I have never, not once, shared my pronouns with anyone. I realized this the other day when responding to an email to one of my editors, a person who has her pronouns stated in her email signature. Why haven’t I ever shared mine? I determined that it’s because I have pronoun privilege.
I go by “she” and “her,” and when I’m out, I’m called ma’am by younger store employees (wow, that makes me feel old). My daughter’s friend politely called me Mrs. Garlinghouse just the other day. The assumption is that my pronouns and titles match what society deems gendered norms, and therefore, I have the privilege of not having to constantly correct (or uncomfortably allow it to slide by) others.
I’m embarrassed to say that I’ve messed up other people’s pronouns several times in the past year. The first day I met a new colleague, I offered up a friendly, “Hey, lady!” to which they promptly corrected me that their preferred pronouns are they or them, and a “Hey, friend,” would be an appropriate greeting. I was mortified that I’d made such a brisk assumption, especially when trying to make a good impression at my new job. Here’s the thing though: It’s not about me.
That’s what privilege does. It indoctrinates you and can make you oblivious to the needs of others, because you mistakenly and often unconsciously believe that your norm is their norm, and there’s a level playing field. We know there’s not a level playing field, though.
A quick scroll through the news tells us that trans youth are dying by suicide at an alarming rate. The LGBTQ community’s rights are constantly on the proverbial line. There’s a whole lot of threats and dangers–and very few instances of equity. Pronoun privilege may seem minor compared to the bigger picture, but incorrectly assuming and stating someone’s pronouns is absolutely a microaggression. My anti-racism education and activism has taught me that just because an aggression is “micro” doesn’t mean its impact isn’t substantial. Words matter.
I have not previously included my pronouns in my email signature, my social media bios, or in any of my writing, because I’m given the benefit of the doubt. I look like my pronouns, a she, her, Mrs. or Ms., and a ma’am—according to society—and therefore, I don’t have to worry about correcting people. It’s a freedom that many others do not have.

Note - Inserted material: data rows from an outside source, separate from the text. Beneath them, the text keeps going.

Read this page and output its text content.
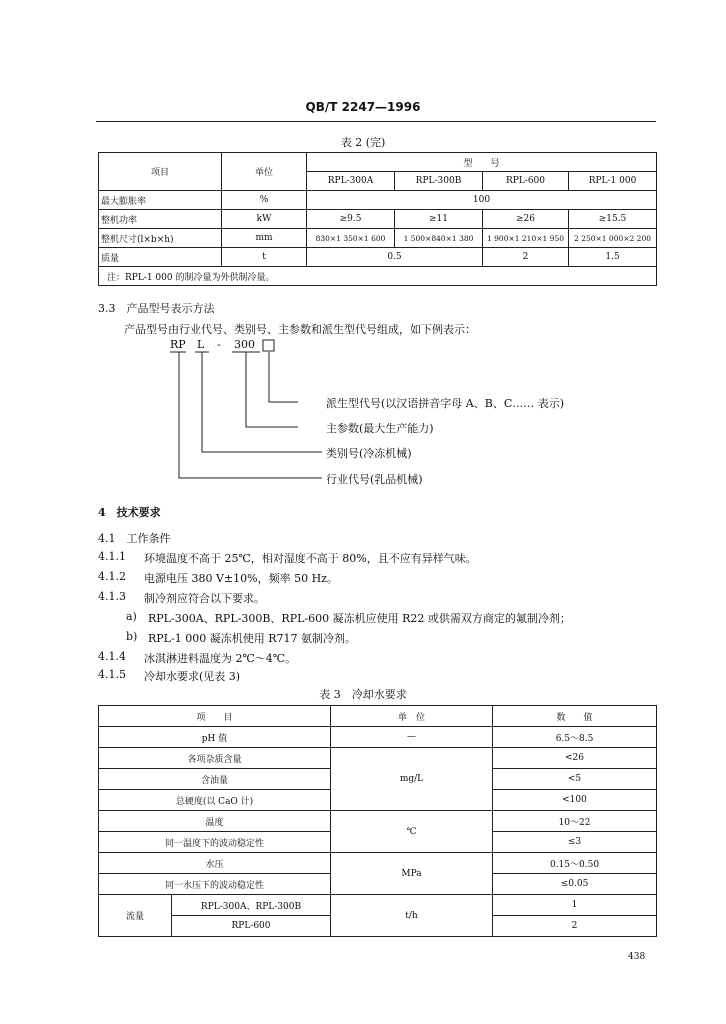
QB/T 2247—1996
表 2 (完)
项目	单位	型　　号			
		RPL-300A	RPL-300B	RPL-600	RPL-1 000
最大膨胀率	%	100			
整机功率	kW	≥9.5	≥11	≥26	≥15.5
整机尺寸(l×b×h)	mm	830×1 350×1 600	1 500×840×1 380	1 900×1 210×1 950	2 250×1 000×2 200
质量	t	0.5		2	1.5
注：RPL-1 000 的制冷量为外供制冷量。					
3.3　产品型号表示方法
产品型号由行业代号、类别号、主参数和派生型代号组成，如下例表示：
RP L - 300
派生型代号(以汉语拼音字母 A、B、C…… 表示)
主参数(最大生产能力)
类别号(冷冻机械)
行业代号(乳品机械)
4　技术要求
4.1　工作条件
4.1.1 环境温度不高于 25℃，相对湿度不高于 80%，且不应有异样气味。
4.1.2 电源电压 380 V±10%，频率 50 Hz。
4.1.3 制冷剂应符合以下要求。
a) RPL-300A、RPL-300B、RPL-600 凝冻机应使用 R22 或供需双方商定的氟制冷剂；
b) RPL-1 000 凝冻机使用 R717 氨制冷剂。
4.1.4 冰淇淋进料温度为 2℃～4℃。
4.1.5 冷却水要求(见表 3)
表 3　冷却水要求
项　　目		单　位	数　　值
pH 值		—	6.5～8.5
各项杂质含量		mg/L	<26
含油量			<5
总硬度(以 CaO 计)			<100
温度		℃	10～22
同一温度下的波动稳定性			≤3
水压		MPa	0.15～0.50
同一水压下的波动稳定性			≤0.05
流量	RPL-300A、RPL-300B	t/h	1
	RPL-600		2
438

I’ve given this a lot of thought. I’m former college writing teacher, and for years, I lectured my students on now using “they” and “them” when referring to a single person in their baby. “They” or “them” is plural, I would tell my students. Is it “he,” “she,” “him,” “her,” “Mr.” or “Ms.” (or another title such as “Dr.”)? I would implore them to stop defaulting to the plural when they were referring to the singular. Stop using the generic they or them! Be clear, I would demand. Times have changed, and a pronoun option is they or them.
I admit, I have had a hard time wrapping my teacher-brain around this. But guess what? My teaching background is not a permission slip to continue my old school (pun intended) way of thinking. Just because something has always been, doesn’t mean it always needs to be. We need to be open to changing and learning, especially when it comes to the sake of our neighbor’s well-being.
If you mess up someone’s pronouns, the response is shockingly simple. Offer a sincere apology and then work to do better next time. Don’t get your panties in a wad if someone corrects you when you assume and misstate their pronouns. Just accept that they were brave enough to tell you what’s up, apologize, and vow to self-improve. If you don’t know someone’s pronouns, it’s okay to ask, “What are your pronouns?” or “How do you prefer I refer to you?” You can add in your own pronoun preferences into the conversation, too. By stating your pronouns, you’re showing respect for someone else’s (what do they wish to be called?) as well as establishing solidarity.
It’s okay to find pronoun usage confusing or different. Remember, difference isn’t bad. What’s not okay is refusing to use someone’s preferred pronouns, misgendering and not apologizing, and disrespecting someone because they, he, or she isn’t like you. It literally doesn’t hurt you one bit to use someone’s correct pronouns and to apologize when you screw up. Your correction and commitment to do better can make a difference in the way the other person feels. Isn’t that what this all boils down to? Respecting another human being?
Remember, they are probably dealing with this issue often. Can you imagine how being misgendered over and over again affects that person’s mental health? Compound that with the potential (or reality) of chronic harassment, policy debates, and lack of protections—simply for being who they are.
While we’re at it, we should probably stop the “son” or “daughter” assumptions, too. This has happened to most moms so many times, and though it’s not the same as screwing up someone’s pronouns, we certainly might consider how our assumptions can build up and cause issues for children. Arguably, we need to ditch the gender reveal parties, too. (I know, I’m going to take some heat for this one.)
I also have a terrible habit of saying “Hey, guys” to anyone and everyone. I’m a work in progress. Part of this work is recognizing my pronoun privilege and making my pronouns clear to others–not for my own benefit, but to establish that by sharing my pronouns, I’m cool with another person’s.
I can’t even promise that I haven’t messed up within this article. I’m learning, too. That’s the point though. If you aren’t learning, it’s very likely that you’re generating harm. I want to believe that most of us are decent people, and we’d like to be the best we can. Being our best often means learning to change for the benefit of our fellow person.